Drafts are Evil: Write and Be Done

Every 100 days, each of us at 42floors chooses a personal goal to accomplish before the 100 days are up. Back in November, I chose my current goal: write 10 blog posts.

Today is day 100 and this is blog post number 10. There are a lot of things I’ve learned that I could write about, but one in particular stands out to me.

One of the hardest things in the software world is learning to actually ship what you’ve made. It’s much easier to simply continue working: adding new features, fixing bugs, refactoring. Often the work simply isn’t as fun. Building the core of a new product is great: you’re laying the groundwork, making important decisions about the entire architecture of your software. It’s all too easy to put off the finishing touches that are required if your software is actually going to be usable.

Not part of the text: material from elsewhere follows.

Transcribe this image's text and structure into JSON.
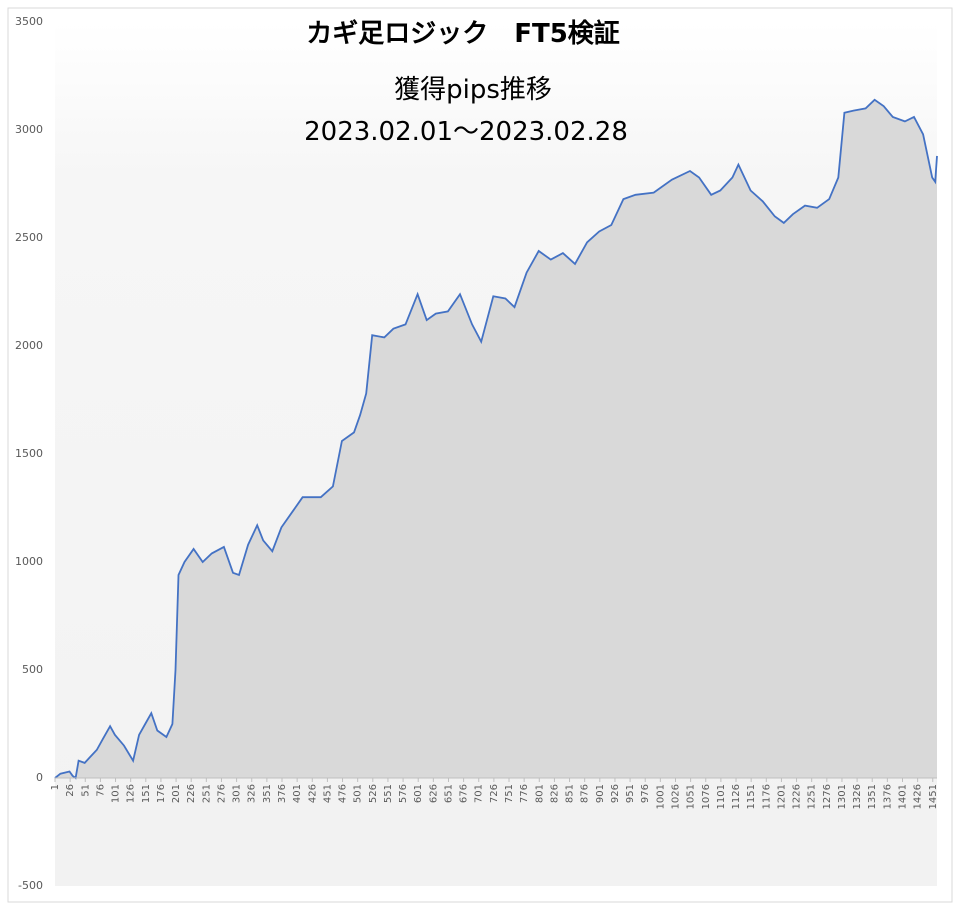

It’s even easier to put off the whole idea of finishing all together. Drawing a line in the sand and declaring your software ready for others to use is difficult. It means admitting things aren’t perfect and that you aren’t going to fix them (yet). Worse, it means exposing those flaws for everyone to see.

Writing, as it turns out, is exactly the same. In fact, it’s even more difficult to ship your writing. The inevitable flaws you expose when sharing your words are deeper and more personal than any code. And most writing is much more permanent than software: once shared, it generally doesn’t change very much, except perhaps to fix a few typos1.

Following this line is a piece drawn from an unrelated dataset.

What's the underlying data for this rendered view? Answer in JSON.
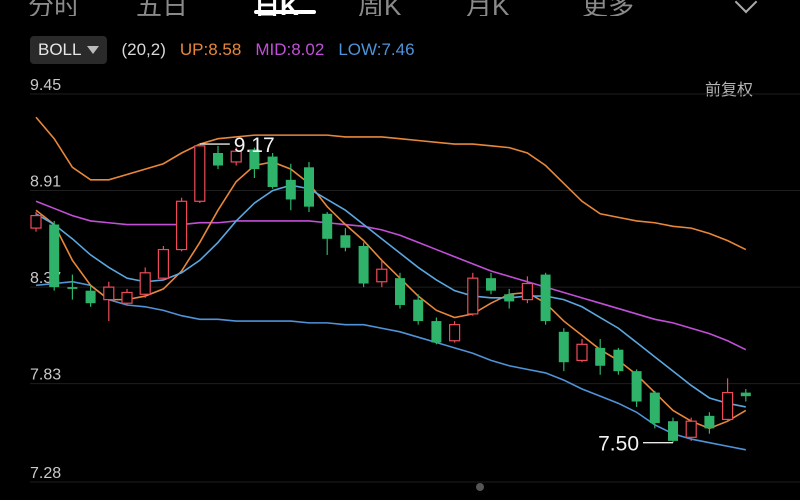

So, really, blogging has been the best practice for shipping software I could have chosen. I’ve intentionally tried to embrace imperfection. Every one of my posts needs more work. It would have been easier to sit on 10 drafts, unpublished, for all time. And it really would have been for all time, because none of them will ever be perfect.

My hope then, is that simply by forcing myself to ship lots of imperfect blog posts, my writing will get a lot better. I’ll probably never notice this while I’m writing. Every post I ever work on will have flaws, and whenever I’m writing I’ll be focusing on those flaws.

Every once in a while though, I’ll look back on an old post or two. That’s when I’ll see how far I’ve come.

  1. Which, I believe, is why engineers invented the wiki. It’s much more comfortable to keep something an eternal work in progress.